Die letzte Seligpreisung: „Selig seid ihr, wenn man euch schmäht und verfolgt und alles Böse über euch redet um meinetwillen“ (Mt 5,11) ist mit der ersten Lesung verbunden. Denn im Abschnitt aus der Offenbarung werden besonders die Märtyrer beschrieben, die weiße Kleider und Palmzweige in den Händen tragen (Offb 7,9). Diese Heiligen „sind jene, die aus der großen Bedrängnis kommen; sie haben ihre Gewänder gewaschen und im Blut des Lammes weiß gemacht“ (Offb 7,14). Die Blutzeugen haben übergroße Liebe zu Gott gezeigt (vgl. Mk 12,30) und sie mit ihrem Blut besiegelt. Jeder Christ aber ist dazu gerufen, Zeuge zu sein, was Märtyrer über die kleinen und großen Opfer heißt, die er in seinem Glaubensleben annehmen muss. Er ist sich bewusst: „Durch viele Drangsale müssen wir in das Reich Gottes gelangen“ (Apg 14,22).

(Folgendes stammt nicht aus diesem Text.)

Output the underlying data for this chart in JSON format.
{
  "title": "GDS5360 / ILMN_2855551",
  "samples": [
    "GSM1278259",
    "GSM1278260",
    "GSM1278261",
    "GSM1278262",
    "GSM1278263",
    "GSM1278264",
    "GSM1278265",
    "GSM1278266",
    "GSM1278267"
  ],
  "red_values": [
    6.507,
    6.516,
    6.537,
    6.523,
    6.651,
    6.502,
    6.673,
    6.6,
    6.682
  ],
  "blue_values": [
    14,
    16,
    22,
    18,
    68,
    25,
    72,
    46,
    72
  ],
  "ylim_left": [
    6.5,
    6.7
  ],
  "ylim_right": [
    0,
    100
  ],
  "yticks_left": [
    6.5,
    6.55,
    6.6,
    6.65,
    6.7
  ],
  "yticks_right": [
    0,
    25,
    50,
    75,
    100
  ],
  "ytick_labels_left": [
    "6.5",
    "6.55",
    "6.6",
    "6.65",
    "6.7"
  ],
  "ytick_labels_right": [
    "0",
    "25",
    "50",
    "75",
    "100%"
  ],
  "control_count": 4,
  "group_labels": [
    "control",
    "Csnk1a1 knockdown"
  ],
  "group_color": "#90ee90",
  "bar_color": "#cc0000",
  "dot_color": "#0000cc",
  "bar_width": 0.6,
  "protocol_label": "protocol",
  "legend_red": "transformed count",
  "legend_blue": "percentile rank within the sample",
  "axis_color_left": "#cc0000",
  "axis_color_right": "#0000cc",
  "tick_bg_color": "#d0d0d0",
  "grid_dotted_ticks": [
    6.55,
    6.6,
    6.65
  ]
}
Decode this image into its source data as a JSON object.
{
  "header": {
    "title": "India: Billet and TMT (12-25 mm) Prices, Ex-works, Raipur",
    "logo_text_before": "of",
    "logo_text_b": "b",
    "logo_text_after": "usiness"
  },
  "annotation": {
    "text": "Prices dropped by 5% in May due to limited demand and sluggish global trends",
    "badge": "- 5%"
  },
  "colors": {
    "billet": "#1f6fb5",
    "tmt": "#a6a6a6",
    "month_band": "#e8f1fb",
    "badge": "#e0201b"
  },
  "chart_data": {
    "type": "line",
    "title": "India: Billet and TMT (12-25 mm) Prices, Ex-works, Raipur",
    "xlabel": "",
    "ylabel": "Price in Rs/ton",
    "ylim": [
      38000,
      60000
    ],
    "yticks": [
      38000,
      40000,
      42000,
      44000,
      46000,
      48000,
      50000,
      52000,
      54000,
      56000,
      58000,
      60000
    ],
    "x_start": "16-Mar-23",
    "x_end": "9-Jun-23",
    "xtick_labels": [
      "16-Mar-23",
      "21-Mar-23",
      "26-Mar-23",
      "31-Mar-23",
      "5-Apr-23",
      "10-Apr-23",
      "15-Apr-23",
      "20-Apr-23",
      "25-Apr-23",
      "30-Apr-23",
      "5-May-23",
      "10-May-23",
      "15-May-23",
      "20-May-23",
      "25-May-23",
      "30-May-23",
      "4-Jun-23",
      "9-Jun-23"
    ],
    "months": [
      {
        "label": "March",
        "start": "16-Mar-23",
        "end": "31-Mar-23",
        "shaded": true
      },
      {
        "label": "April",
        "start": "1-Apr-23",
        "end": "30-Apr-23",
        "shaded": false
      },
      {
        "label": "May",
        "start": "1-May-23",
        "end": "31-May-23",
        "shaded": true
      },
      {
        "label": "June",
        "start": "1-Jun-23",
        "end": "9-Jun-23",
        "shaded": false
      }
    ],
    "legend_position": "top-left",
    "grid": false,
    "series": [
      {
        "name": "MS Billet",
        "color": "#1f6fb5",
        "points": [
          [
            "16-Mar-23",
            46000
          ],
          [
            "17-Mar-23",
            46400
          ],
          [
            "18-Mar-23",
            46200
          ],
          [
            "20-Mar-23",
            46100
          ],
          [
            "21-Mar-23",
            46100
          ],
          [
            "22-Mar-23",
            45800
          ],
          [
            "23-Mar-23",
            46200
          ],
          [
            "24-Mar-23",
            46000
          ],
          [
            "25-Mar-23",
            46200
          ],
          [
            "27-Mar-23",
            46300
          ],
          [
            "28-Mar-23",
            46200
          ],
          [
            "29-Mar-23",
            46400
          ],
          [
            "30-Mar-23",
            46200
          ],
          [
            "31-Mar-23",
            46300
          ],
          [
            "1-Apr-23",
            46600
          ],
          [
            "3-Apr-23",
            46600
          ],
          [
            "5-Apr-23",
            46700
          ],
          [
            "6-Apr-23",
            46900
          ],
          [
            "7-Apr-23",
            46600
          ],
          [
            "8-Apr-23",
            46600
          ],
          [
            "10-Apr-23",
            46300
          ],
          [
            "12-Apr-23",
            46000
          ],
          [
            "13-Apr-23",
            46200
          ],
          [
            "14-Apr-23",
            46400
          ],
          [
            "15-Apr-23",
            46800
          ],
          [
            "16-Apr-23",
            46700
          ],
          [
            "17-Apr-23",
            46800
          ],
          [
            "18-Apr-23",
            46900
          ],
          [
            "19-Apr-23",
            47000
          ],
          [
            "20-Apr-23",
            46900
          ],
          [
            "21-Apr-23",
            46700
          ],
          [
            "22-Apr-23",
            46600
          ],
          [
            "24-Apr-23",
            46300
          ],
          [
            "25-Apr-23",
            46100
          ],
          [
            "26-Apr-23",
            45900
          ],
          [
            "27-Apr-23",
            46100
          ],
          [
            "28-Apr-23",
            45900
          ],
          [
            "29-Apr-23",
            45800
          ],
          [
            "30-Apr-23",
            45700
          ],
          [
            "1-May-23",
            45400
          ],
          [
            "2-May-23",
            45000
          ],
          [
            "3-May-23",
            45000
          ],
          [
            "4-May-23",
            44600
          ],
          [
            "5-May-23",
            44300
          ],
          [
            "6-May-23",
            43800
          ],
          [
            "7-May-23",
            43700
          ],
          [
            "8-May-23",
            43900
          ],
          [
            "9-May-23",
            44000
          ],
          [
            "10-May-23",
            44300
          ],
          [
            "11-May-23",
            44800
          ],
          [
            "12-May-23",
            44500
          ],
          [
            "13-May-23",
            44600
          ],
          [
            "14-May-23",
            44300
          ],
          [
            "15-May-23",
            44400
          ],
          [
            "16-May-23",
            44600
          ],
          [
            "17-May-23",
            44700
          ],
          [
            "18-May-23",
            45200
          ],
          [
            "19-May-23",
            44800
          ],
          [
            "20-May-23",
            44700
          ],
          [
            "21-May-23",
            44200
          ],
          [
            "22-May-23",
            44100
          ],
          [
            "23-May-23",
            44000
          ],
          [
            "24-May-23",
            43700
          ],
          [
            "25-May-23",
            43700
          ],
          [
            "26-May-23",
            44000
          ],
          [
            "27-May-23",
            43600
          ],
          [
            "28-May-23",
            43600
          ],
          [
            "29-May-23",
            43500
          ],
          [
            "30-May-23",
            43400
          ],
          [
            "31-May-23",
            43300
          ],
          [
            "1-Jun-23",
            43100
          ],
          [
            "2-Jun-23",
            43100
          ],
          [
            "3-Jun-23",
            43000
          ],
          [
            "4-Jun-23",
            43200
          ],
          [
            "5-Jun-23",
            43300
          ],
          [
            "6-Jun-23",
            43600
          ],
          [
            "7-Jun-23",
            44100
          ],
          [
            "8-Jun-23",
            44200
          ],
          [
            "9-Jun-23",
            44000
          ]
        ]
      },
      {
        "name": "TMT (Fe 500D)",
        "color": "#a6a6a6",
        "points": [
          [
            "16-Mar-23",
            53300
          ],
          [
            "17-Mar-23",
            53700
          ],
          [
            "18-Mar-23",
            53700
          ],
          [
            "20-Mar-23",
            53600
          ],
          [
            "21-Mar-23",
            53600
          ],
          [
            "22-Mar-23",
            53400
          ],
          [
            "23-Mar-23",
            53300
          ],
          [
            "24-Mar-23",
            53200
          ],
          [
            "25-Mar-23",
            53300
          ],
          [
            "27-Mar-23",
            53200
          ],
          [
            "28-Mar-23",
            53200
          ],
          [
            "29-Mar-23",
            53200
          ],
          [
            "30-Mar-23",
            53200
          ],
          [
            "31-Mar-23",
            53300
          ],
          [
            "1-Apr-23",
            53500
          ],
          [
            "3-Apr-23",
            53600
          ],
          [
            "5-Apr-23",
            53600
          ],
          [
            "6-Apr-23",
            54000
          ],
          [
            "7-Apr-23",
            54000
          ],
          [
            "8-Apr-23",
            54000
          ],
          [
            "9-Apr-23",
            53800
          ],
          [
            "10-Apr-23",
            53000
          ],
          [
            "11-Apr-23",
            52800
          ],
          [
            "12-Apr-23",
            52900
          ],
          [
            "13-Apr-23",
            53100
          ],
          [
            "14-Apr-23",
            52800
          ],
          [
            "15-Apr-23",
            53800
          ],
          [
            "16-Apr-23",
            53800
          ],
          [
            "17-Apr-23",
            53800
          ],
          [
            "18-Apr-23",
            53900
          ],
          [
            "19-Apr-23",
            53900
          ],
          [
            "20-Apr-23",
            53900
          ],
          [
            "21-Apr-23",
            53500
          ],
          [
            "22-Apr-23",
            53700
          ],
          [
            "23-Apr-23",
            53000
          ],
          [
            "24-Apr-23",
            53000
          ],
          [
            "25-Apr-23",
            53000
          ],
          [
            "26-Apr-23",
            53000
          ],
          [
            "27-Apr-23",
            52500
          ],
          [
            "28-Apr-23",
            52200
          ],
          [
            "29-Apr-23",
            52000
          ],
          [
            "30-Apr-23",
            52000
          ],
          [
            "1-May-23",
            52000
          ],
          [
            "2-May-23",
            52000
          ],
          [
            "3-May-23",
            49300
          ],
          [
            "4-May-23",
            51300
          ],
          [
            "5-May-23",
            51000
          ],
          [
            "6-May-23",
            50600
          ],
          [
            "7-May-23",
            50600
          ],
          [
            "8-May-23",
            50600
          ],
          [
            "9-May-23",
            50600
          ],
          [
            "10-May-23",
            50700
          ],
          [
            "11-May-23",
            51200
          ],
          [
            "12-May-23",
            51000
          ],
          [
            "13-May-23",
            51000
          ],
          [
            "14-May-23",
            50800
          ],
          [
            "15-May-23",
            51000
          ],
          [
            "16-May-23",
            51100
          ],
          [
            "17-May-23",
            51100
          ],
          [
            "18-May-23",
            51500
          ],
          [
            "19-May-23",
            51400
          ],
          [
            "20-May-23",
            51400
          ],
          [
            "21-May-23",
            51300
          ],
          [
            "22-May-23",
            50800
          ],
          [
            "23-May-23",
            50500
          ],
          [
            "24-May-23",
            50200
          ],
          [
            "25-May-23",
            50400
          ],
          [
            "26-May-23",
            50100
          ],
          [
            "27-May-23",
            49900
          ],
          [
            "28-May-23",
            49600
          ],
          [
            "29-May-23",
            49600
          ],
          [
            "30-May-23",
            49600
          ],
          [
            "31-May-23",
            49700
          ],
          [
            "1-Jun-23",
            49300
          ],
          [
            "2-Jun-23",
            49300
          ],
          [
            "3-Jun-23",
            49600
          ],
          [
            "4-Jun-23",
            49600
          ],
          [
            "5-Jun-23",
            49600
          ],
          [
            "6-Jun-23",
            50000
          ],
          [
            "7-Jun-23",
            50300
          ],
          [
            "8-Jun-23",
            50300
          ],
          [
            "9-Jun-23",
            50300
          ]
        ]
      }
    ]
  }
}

Liebe Brüder und Schwestern, wir danken Gott, dem Vater, Sohn und Heiligem Geist, für die große Freude, die Er uns heute schenkt, „denn heute schauen wir deine heilige Stadt, unsere Heimat, das himmlische Jerusalem. Dort loben dich auf ewig die verherrlichten Glieder der Kirche“ (Präfation von Allerheiligen). Wir vereinen unsere Stimmen mit denen der Engelchöre und der Heiligen und rufen: „Amen, Lob und Herrlichkeit, Weisheit und Dank, Ehre und Macht und Stärke unserem Gott in alle Ewigkeit“ (Offb 7,12). Amen.